KABARBURSA.COM - Kinerja PT Summarecon Agung Tbk (SMRA) tampak mengesankan sepanjang periode Januari hingga Mei tahun 2024. Indikatornya adalah meningkatnya laba tahun berjalan menjadi Rp441,39 miliar triwulan I dan marketing sales sebesar Rp1,49 triliun hingga 31 Mei.
Kinerja impresif SMRA diyakini bakal berlanjut sepanjang tahun ini. Soalnya, rencana anak perusahaannya yakni, Summarecon Investment Property (SMIP) yang akan melantai di Bursa Efek Indonesia (BEI) atau IPO dan didorong penjualan properti.
Terkait rencana melantainya SMIP bermula ketika rekening operasional Mall Kelapa Gading, aset milik PT Summarecon Agung Tbk (SMRA), dikabarkan telah dialihkan ke SMIP pada 1 Juli 2024. Informasi mengenai pengalihan rekening Mall 3 Kelapa Gading terungkap melalui salinan surat tertanggal 28 Juni 2024. Surat tersebut memberitahukan kepada para penyewa mall tentang perubahan nomor rekening operasional ke SMIP.
“Bersama surat ini kami ingin menginformasikan bahwa kami akan menutup rekening (SMRA) per 30 Juni 2024. Untuk selanjutnya pembayaran per 1 Juli 2024 dapat ditransfer rekening kami yang baru (SMIP),” tulis Vivien Marshalina, Head of Finance Accounting SMRA.
Adapun SMIP merupakan perusahaan investasi dan properti yang merupakan anak usaha SMRA dengan kepemilikan saham 100 persen. Pada Desember 2023 lalu, muncul kabar bahwa SMIP berencana melantai di BEI pada tahun ini.
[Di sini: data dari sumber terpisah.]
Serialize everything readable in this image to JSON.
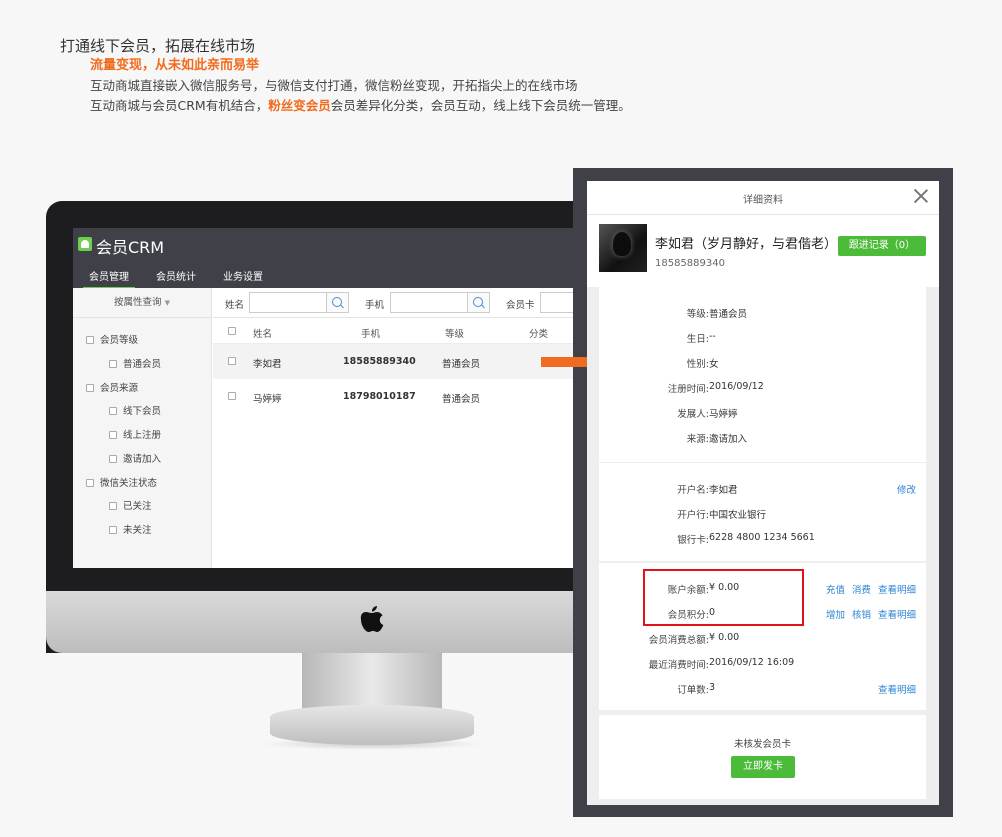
{
  "intro": {
    "title": "打通线下会员，拓展在线市场",
    "subtitle": "流量变现，从未如此亲而易举",
    "line1": "互动商城直接嵌入微信服务号，与微信支付打通，微信粉丝变现，开拓指尖上的在线市场",
    "line2_pre": "互动商城与会员CRM有机结合，",
    "line2_highlight": "粉丝变会员",
    "line2_post": "会员差异化分类，会员互动，线上线下会员统一管理。"
  },
  "crm": {
    "app_title": "会员CRM",
    "tabs": [
      "会员管理",
      "会员统计",
      "业务设置"
    ],
    "filter_label": "按属性查询",
    "tree": {
      "level": "会员等级",
      "level_normal": "普通会员",
      "source": "会员来源",
      "source_offline": "线下会员",
      "source_online": "线上注册",
      "source_invite": "邀请加入",
      "wechat": "微信关注状态",
      "wechat_followed": "已关注",
      "wechat_unfollowed": "未关注"
    },
    "search": {
      "name_label": "姓名",
      "phone_label": "手机",
      "card_label": "会员卡"
    },
    "columns": [
      "姓名",
      "手机",
      "等级",
      "分类"
    ],
    "rows": [
      {
        "name": "李如君",
        "phone": "18585889340",
        "level": "普通会员"
      },
      {
        "name": "马婷婷",
        "phone": "18798010187",
        "level": "普通会员"
      }
    ]
  },
  "detail": {
    "title": "详细资料",
    "name": "李如君（岁月静好，与君偕老）",
    "phone": "18585889340",
    "follow_button": "跟进记录（0）",
    "info": {
      "level_label": "等级:",
      "level": "普通会员",
      "birthday_label": "生日:",
      "birthday": "--",
      "gender_label": "性别:",
      "gender": "女",
      "register_label": "注册时间:",
      "register": "2016/09/12",
      "referrer_label": "发展人:",
      "referrer": "马婷婷",
      "source_label": "来源:",
      "source": "邀请加入"
    },
    "bank": {
      "holder_label": "开户名:",
      "holder": "李如君",
      "bank_label": "开户行:",
      "bank": "中国农业银行",
      "card_label": "银行卡:",
      "card": "6228 4800 1234 5661",
      "edit": "修改"
    },
    "account": {
      "balance_label": "账户余额:",
      "balance": "¥ 0.00",
      "points_label": "会员积分:",
      "points": "0",
      "total_label": "会员消费总额:",
      "total": "¥ 0.00",
      "last_label": "最近消费时间:",
      "last": "2016/09/12 16:09",
      "orders_label": "订单数:",
      "orders": "3",
      "recharge": "充值",
      "consume": "消费",
      "detail": "查看明细",
      "add": "增加",
      "verify": "核销"
    },
    "card_status": "未核发会员卡",
    "issue_button": "立即发卡"
  },
  "colors": {
    "accent_green": "#4cbb3a",
    "accent_orange": "#f26b1d",
    "link_blue": "#2d84d6",
    "highlight_red": "#e0131b",
    "dark_frame": "#3f4048"
  }
}
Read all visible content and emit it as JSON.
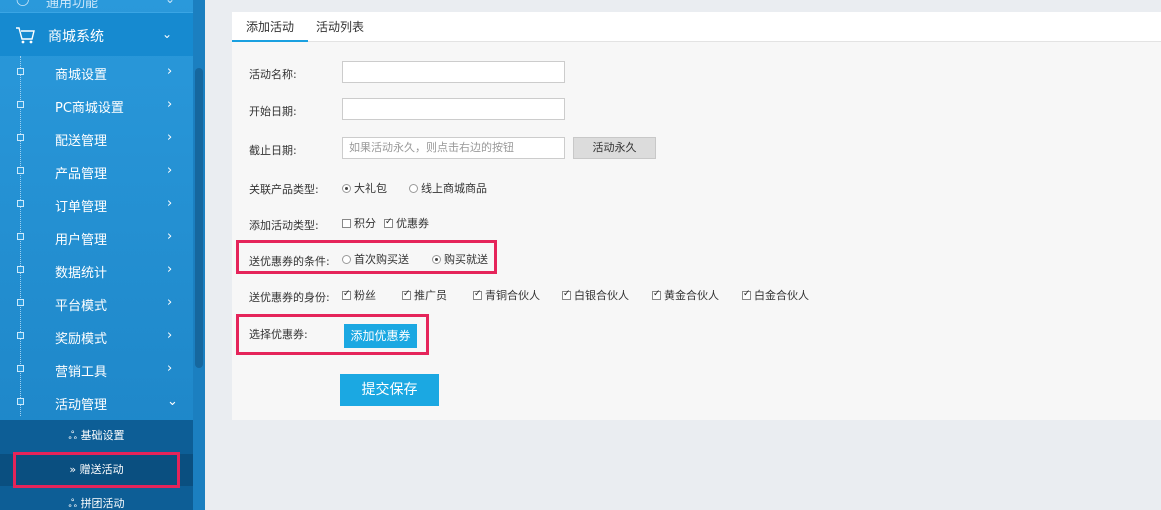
{
  "sidebar": {
    "cut_label": "通用功能",
    "main": {
      "label": "商城系统",
      "icon": "cart-icon"
    },
    "items": [
      {
        "label": "商城设置"
      },
      {
        "label": "PC商城设置"
      },
      {
        "label": "配送管理"
      },
      {
        "label": "产品管理"
      },
      {
        "label": "订单管理"
      },
      {
        "label": "用户管理"
      },
      {
        "label": "数据统计"
      },
      {
        "label": "平台模式"
      },
      {
        "label": "奖励模式"
      },
      {
        "label": "营销工具"
      },
      {
        "label": "活动管理"
      }
    ],
    "sub_items": [
      {
        "label": "基础设置",
        "icon": "users-icon"
      },
      {
        "label": "赠送活动",
        "icon": "double-chevron-icon"
      },
      {
        "label": "拼团活动",
        "icon": "users-icon"
      }
    ]
  },
  "tabs": [
    {
      "label": "添加活动"
    },
    {
      "label": "活动列表"
    }
  ],
  "form": {
    "name_label": "活动名称:",
    "name_value": "",
    "start_label": "开始日期:",
    "start_value": "",
    "end_label": "截止日期:",
    "end_placeholder": "如果活动永久，则点击右边的按钮",
    "forever_btn": "活动永久",
    "product_type_label": "关联产品类型:",
    "product_types": [
      {
        "label": "大礼包",
        "checked": true
      },
      {
        "label": "线上商城商品",
        "checked": false
      }
    ],
    "activity_type_label": "添加活动类型:",
    "activity_types": [
      {
        "label": "积分",
        "checked": false
      },
      {
        "label": "优惠券",
        "checked": true
      }
    ],
    "condition_label": "送优惠券的条件:",
    "conditions": [
      {
        "label": "首次购买送",
        "checked": false
      },
      {
        "label": "购买就送",
        "checked": true
      }
    ],
    "identity_label": "送优惠券的身份:",
    "identities": [
      {
        "label": "粉丝",
        "checked": true
      },
      {
        "label": "推广员",
        "checked": true
      },
      {
        "label": "青铜合伙人",
        "checked": true
      },
      {
        "label": "白银合伙人",
        "checked": true
      },
      {
        "label": "黄金合伙人",
        "checked": true
      },
      {
        "label": "白金合伙人",
        "checked": true
      }
    ],
    "coupon_label": "选择优惠券:",
    "add_coupon_btn": "添加优惠券",
    "submit_btn": "提交保存"
  },
  "colors": {
    "accent": "#1ba8e2",
    "highlight": "#e5245a",
    "sidebar": "#1c8ccf"
  }
}
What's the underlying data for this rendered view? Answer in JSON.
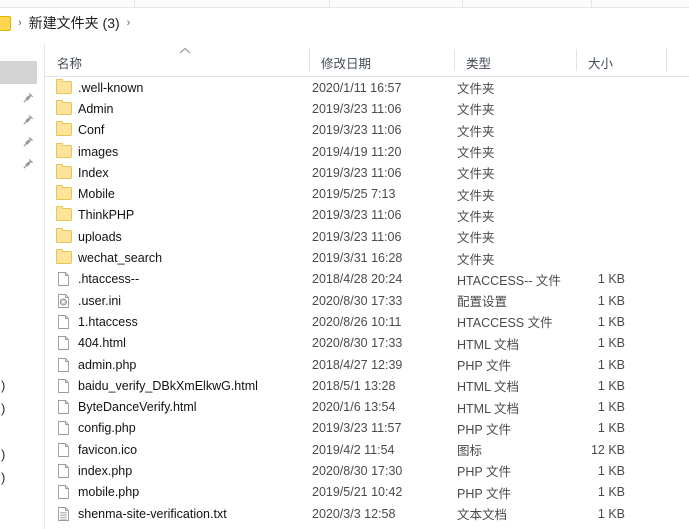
{
  "window": {
    "app": "File Explorer",
    "breadcrumb": {
      "path_label": "新建文件夹 (3)",
      "chevron": "›"
    }
  },
  "nav_pane": {
    "pin_icon": "pin-icon",
    "pin_count": 4,
    "clipped_labels": [
      ")",
      ")",
      ")",
      ")"
    ]
  },
  "columns": {
    "name": "名称",
    "date_modified": "修改日期",
    "type": "类型",
    "size": "大小",
    "sort_indicator": "ascending-caret-icon"
  },
  "items": [
    {
      "name": ".well-known",
      "date": "2020/1/11 16:57",
      "type": "文件夹",
      "size": "",
      "icon": "folder-icon"
    },
    {
      "name": "Admin",
      "date": "2019/3/23 11:06",
      "type": "文件夹",
      "size": "",
      "icon": "folder-icon"
    },
    {
      "name": "Conf",
      "date": "2019/3/23 11:06",
      "type": "文件夹",
      "size": "",
      "icon": "folder-icon"
    },
    {
      "name": "images",
      "date": "2019/4/19 11:20",
      "type": "文件夹",
      "size": "",
      "icon": "folder-icon"
    },
    {
      "name": "Index",
      "date": "2019/3/23 11:06",
      "type": "文件夹",
      "size": "",
      "icon": "folder-icon"
    },
    {
      "name": "Mobile",
      "date": "2019/5/25 7:13",
      "type": "文件夹",
      "size": "",
      "icon": "folder-icon"
    },
    {
      "name": "ThinkPHP",
      "date": "2019/3/23 11:06",
      "type": "文件夹",
      "size": "",
      "icon": "folder-icon"
    },
    {
      "name": "uploads",
      "date": "2019/3/23 11:06",
      "type": "文件夹",
      "size": "",
      "icon": "folder-icon"
    },
    {
      "name": "wechat_search",
      "date": "2019/3/31 16:28",
      "type": "文件夹",
      "size": "",
      "icon": "folder-icon"
    },
    {
      "name": ".htaccess--",
      "date": "2018/4/28 20:24",
      "type": "HTACCESS-- 文件",
      "size": "1 KB",
      "icon": "file-icon"
    },
    {
      "name": ".user.ini",
      "date": "2020/8/30 17:33",
      "type": "配置设置",
      "size": "1 KB",
      "icon": "config-icon"
    },
    {
      "name": "1.htaccess",
      "date": "2020/8/26 10:11",
      "type": "HTACCESS 文件",
      "size": "1 KB",
      "icon": "file-icon"
    },
    {
      "name": "404.html",
      "date": "2020/8/30 17:33",
      "type": "HTML 文档",
      "size": "1 KB",
      "icon": "file-icon"
    },
    {
      "name": "admin.php",
      "date": "2018/4/27 12:39",
      "type": "PHP 文件",
      "size": "1 KB",
      "icon": "file-icon"
    },
    {
      "name": "baidu_verify_DBkXmElkwG.html",
      "date": "2018/5/1 13:28",
      "type": "HTML 文档",
      "size": "1 KB",
      "icon": "file-icon"
    },
    {
      "name": "ByteDanceVerify.html",
      "date": "2020/1/6 13:54",
      "type": "HTML 文档",
      "size": "1 KB",
      "icon": "file-icon"
    },
    {
      "name": "config.php",
      "date": "2019/3/23 11:57",
      "type": "PHP 文件",
      "size": "1 KB",
      "icon": "file-icon"
    },
    {
      "name": "favicon.ico",
      "date": "2019/4/2 11:54",
      "type": "图标",
      "size": "12 KB",
      "icon": "file-icon"
    },
    {
      "name": "index.php",
      "date": "2020/8/30 17:30",
      "type": "PHP 文件",
      "size": "1 KB",
      "icon": "file-icon"
    },
    {
      "name": "mobile.php",
      "date": "2019/5/21 10:42",
      "type": "PHP 文件",
      "size": "1 KB",
      "icon": "file-icon"
    },
    {
      "name": "shenma-site-verification.txt",
      "date": "2020/3/3 12:58",
      "type": "文本文档",
      "size": "1 KB",
      "icon": "text-icon"
    }
  ],
  "colors": {
    "folder_fill": "#fde49a",
    "folder_stroke": "#e8c45c",
    "header_text": "#444c56",
    "row_text": "#121212",
    "secondary_text": "#4a4a4a",
    "nav_selection": "#d4d4d4"
  }
}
Rencana SMIP untuk melantai di BEI sebenarnya telah muncul sejak akhir 2015. Namun, pada 25 September 2015, SMRA membatalkan pengikatan jual beli aset Mall Kelapa Gading yang pada saat itu telah disepakati dengan SMIP dengan total Rp6,19 triliun.
Proyeksi Pertumbuhan SMRA
William Jefferson, analis dari Maybank Sekuritas Indonesia, menyebutkan bahwa dalam Rapat Umum Pemegang Saham (RUPS) tahunan, SMRA telah menyetujui pengalihan aset Summarecon Mal Kelapa Gading ke SMIP. Selain itu, SMIP dikabarkan akan melaksanakan penawaran umum saham perdana (IPO).
“Jika kabar ini benar, IPO kemungkinan akan dilakukan pada akhir 2024 hingga awal 2025,” ujar William pada Selasa, 6 Agustus 2024.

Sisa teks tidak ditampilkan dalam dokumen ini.